I got to see a letter of rec this week, and was stunned at the way it sabotaged my client, a SUPERB AND TOTALLY HARD-ASS candidate. It did this apparently from the best of intentions, by burying her achievements in endless verbiage about how “nice” she is, and focusing excessively on the warmth of relationship between the writer and my client, rather than on the client’s actual achievements as a scholar.
If you’re wondering why the client had a copy of her letter of recommendation….well, she’s in the hard sciences, and apparently it isn’t a completely unknown practice over there for recommenders to openly share their letters with the objects of recommendation.
Anyway, when I mentioned it to the client, she was way ahead of me. She directed me to this piece in the Chronicle, “Damning with Praise.”
“Bad news, ladies: your recommendation letters could be sinking your faculty job and/or your promotion chances,” the article starts.
“According to a new study published in the American Psychological Association’s Journal of Psychology, letters that describe candidates in “communal” or cooperative terms—e.g., “agreeable,” “helpful,” “nurturing,”—are less highly regarded by search committees (hat tip: The Juggle) than are active terms. And, of course, the cooperative terms are most often used to describe female candidates, while active terms—like “confident,” “aggressive,” and “independent”—which are more highly regarded by search committees, are typically reserved for male candidates, the researchers at Rice University and the University of Houston found in their examination of 624 recommendation letters for 194 applicants for eight university faculty jobs.”
She told me that she had shared that piece with the recommender, and was hoping the message would get through. If the letter isn’t rewritten, she’s going to have to jettison the recommender, who unfortunately, is her advisor. The recommender is a woman.
The article goes on to quote Paula Szuchman: “what’s most troubling about these findings ‘isn’t that such cooperative qualities are underappreciated by those doing the hiring (at least in academia),’ but that women are characterized in those gendered terms because they’re female, not because they are ‘actually more kind or sympathetic than the men.’”
This is a real danger, people. Advisors—please beware how you write about women candidates. Do not substitute praise for their pleasant personalities for evidence of their actual substantive scholarly achievements.
The researchers also noted another disturbing trend: “that recommendation-letter writers often describe women in uncertain terms—using phrases such as ‘she might make an excellent leader’ versus what they used for male candidates, ‘he is already an established leader.’”

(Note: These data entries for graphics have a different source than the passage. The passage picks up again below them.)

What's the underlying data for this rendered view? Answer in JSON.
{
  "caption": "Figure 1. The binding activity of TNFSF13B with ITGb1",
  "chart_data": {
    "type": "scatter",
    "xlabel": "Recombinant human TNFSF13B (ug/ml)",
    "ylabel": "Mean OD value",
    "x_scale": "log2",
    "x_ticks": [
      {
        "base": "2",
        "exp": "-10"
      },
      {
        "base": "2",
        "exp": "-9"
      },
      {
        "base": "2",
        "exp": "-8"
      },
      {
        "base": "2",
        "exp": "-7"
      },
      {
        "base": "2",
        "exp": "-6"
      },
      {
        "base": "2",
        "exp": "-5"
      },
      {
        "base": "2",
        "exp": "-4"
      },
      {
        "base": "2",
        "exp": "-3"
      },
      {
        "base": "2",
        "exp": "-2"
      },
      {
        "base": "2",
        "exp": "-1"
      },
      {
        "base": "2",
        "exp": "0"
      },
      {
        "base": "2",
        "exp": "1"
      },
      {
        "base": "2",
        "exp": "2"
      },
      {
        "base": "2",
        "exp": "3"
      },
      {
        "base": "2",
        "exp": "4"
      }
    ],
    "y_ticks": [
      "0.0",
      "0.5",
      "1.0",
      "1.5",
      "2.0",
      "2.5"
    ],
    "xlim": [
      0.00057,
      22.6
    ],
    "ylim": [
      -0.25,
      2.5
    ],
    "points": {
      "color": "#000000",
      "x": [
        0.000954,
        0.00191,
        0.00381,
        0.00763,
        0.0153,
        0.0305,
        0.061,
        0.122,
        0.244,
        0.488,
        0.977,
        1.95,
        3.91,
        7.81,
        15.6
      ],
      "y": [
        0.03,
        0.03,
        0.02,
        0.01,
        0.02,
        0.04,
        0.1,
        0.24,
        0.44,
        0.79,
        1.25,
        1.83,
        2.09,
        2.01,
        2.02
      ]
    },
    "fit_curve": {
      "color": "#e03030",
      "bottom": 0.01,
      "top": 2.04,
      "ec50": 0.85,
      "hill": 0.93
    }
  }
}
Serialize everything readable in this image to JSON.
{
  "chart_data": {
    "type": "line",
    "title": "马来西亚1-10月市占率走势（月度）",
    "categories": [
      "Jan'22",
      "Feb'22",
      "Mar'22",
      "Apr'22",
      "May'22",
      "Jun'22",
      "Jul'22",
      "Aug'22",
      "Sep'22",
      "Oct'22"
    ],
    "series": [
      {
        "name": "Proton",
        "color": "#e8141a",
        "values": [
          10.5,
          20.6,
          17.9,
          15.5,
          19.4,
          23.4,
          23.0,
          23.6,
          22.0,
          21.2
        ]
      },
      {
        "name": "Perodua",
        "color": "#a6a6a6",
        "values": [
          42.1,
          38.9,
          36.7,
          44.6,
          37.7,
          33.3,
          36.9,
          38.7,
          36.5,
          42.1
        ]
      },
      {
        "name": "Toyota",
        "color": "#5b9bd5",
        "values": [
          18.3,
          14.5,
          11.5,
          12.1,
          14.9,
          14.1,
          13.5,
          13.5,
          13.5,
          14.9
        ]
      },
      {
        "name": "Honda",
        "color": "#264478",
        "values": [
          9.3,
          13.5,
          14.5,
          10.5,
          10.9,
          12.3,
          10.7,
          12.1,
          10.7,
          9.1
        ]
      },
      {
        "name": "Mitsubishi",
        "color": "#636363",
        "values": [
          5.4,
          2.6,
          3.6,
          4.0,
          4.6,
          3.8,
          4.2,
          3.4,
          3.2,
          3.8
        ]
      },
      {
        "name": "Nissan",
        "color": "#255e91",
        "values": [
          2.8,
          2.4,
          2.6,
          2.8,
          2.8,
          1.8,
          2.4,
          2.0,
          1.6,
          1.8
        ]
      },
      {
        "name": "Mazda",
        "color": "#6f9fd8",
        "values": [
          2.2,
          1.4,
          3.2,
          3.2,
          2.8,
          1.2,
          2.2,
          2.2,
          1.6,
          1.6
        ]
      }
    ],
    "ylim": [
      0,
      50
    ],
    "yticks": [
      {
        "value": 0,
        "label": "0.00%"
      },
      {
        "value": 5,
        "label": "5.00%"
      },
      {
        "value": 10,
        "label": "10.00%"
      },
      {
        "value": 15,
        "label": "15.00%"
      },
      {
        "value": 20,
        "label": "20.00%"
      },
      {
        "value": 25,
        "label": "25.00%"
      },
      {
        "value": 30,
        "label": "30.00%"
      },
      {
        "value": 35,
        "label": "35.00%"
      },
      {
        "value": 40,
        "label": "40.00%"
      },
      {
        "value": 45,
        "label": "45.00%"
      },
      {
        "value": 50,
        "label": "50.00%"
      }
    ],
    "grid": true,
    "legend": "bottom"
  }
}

Candidates—I know that in most fields you don’t get to see the letters that people are writing for you, and this is a perennial source of uncertainty and stress.
But, to the extent that you can, please be alert to ways your letter-writers might be sabotaging you inadvertently, and make sure that all of your recommenders have your cv and all information about your full list of scholarly achievements close at hand as they write the letter. And also, that you continually update them with your most recent achievements moving forward.
You don’t want to be remembered as the “sweet young thing” of your MA program when you’re trying to establish yourself as a hard-core competitive scholar.
(Incidentally, this problem continues to apply all the way through women’s tenure cases. I saw it when I had the chance to review the tenure letters and the departmental reports associated with those cases.)